Tried a capacitor in series with a $2 Zilotek in an identical looking package. That unit would repeatedly flash at about a half second rate. That would have been nice for Holoween. Obviously this has an electronic ballast that waits for a capacitor to charge up before the inverter starts.  I thought with an inverter circuitthe starting voltage might be a lot lower.  However, it would only start once it reached 90VDC and after that itneeded 75V to maintain an on condition.

A capacitor in series with a $3.50 FEIT 7.3W failed to light at all. That unit would not turn on till 115VDC was reached.  The transition to on was smoth and likely does not have any active electronics. It likely hasan anti ghosting resistor to prevent the lamp from lighting due to capacitive effects.  In another 3.5W spot the anti ghosting resistor consumed about a quarter watt. This lamp obviously has a LED string of over 100V.

I imagine that these LED lamps will suffer some of the same issues as the low cost CFL lamps. Both lamps with plastic bases have a 9-10 year rated life expectancy with three hours use a day. That indicates they know the LED is being over driven at a high temperature. The base of the lamps get quite hot and only has plastic to transfer heat.  The FEIT has a finned metal base and at least makes an effort to remove heat from the LED.  I don't remember the declared operating life on the packaging, but it seemed a lot longer like double that of the other two lamps.  In just this small sample of lamps it was interesting to see totally different design approaches.

OperaHouse:
I tried to attach a 53K JPF file to the first post for a couple days and it would not post because it said it was too large.  I just tried to do just the picture in another post and that failed.  Tried to post just a comment in another post and got this message.

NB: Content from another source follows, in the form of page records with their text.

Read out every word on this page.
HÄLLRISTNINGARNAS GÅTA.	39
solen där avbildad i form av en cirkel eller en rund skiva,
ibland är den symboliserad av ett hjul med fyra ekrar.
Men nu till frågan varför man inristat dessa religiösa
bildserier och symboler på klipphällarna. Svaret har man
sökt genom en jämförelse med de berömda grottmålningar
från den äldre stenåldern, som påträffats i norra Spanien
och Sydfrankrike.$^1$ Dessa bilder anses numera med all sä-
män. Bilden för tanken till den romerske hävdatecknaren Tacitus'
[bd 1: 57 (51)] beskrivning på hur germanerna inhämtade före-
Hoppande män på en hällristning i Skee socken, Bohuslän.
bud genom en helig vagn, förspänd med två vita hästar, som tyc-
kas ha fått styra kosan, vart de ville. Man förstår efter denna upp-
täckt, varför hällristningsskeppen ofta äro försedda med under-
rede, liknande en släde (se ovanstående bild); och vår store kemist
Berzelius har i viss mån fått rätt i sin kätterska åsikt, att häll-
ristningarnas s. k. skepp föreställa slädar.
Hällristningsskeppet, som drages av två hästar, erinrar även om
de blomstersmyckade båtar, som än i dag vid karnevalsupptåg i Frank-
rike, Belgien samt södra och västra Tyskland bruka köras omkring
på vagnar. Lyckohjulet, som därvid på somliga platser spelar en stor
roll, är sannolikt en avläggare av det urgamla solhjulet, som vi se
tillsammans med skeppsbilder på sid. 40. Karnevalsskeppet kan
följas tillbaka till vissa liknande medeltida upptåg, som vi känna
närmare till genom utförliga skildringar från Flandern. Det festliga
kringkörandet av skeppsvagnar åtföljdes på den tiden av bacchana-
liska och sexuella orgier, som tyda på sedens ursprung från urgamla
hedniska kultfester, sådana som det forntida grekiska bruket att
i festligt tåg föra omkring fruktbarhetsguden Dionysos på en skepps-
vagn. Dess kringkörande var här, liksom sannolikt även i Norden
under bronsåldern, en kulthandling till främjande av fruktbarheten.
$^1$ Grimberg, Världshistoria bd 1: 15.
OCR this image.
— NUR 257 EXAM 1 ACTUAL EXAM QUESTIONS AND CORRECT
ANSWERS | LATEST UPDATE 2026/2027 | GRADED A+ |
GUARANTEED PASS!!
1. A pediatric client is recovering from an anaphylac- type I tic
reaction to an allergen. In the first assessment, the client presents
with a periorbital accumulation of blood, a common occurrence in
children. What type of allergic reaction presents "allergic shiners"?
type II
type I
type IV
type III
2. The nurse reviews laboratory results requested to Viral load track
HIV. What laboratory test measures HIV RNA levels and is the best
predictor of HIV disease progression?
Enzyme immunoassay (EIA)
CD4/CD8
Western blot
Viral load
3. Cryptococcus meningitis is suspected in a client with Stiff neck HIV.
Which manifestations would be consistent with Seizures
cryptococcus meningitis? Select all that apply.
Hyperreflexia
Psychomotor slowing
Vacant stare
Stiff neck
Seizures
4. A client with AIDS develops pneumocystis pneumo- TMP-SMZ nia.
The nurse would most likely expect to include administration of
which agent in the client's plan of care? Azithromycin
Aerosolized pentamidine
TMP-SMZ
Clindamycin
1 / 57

There are attachments found, which you have attached before but not posted. These attachments are now attached to this post. If you do not want to include them in this post, you can remove them

hiker:
Your not alone....get the same message when I try to post a pict. Off of this dam I phone...perhaps it's time to allow bigger pict. Uploads....even with a 56k modem..it's really not that slow...ho hum.....😜

DamonHD:
Hi,

I think something has broken with the upload facility.  Please stay tuned to this frequency...

Rgds

Damon

SparWeb:
Same trouble here, with uploading pictures of any size/type.

Hopefully Damon can shed some light on OperaHouse's LED's.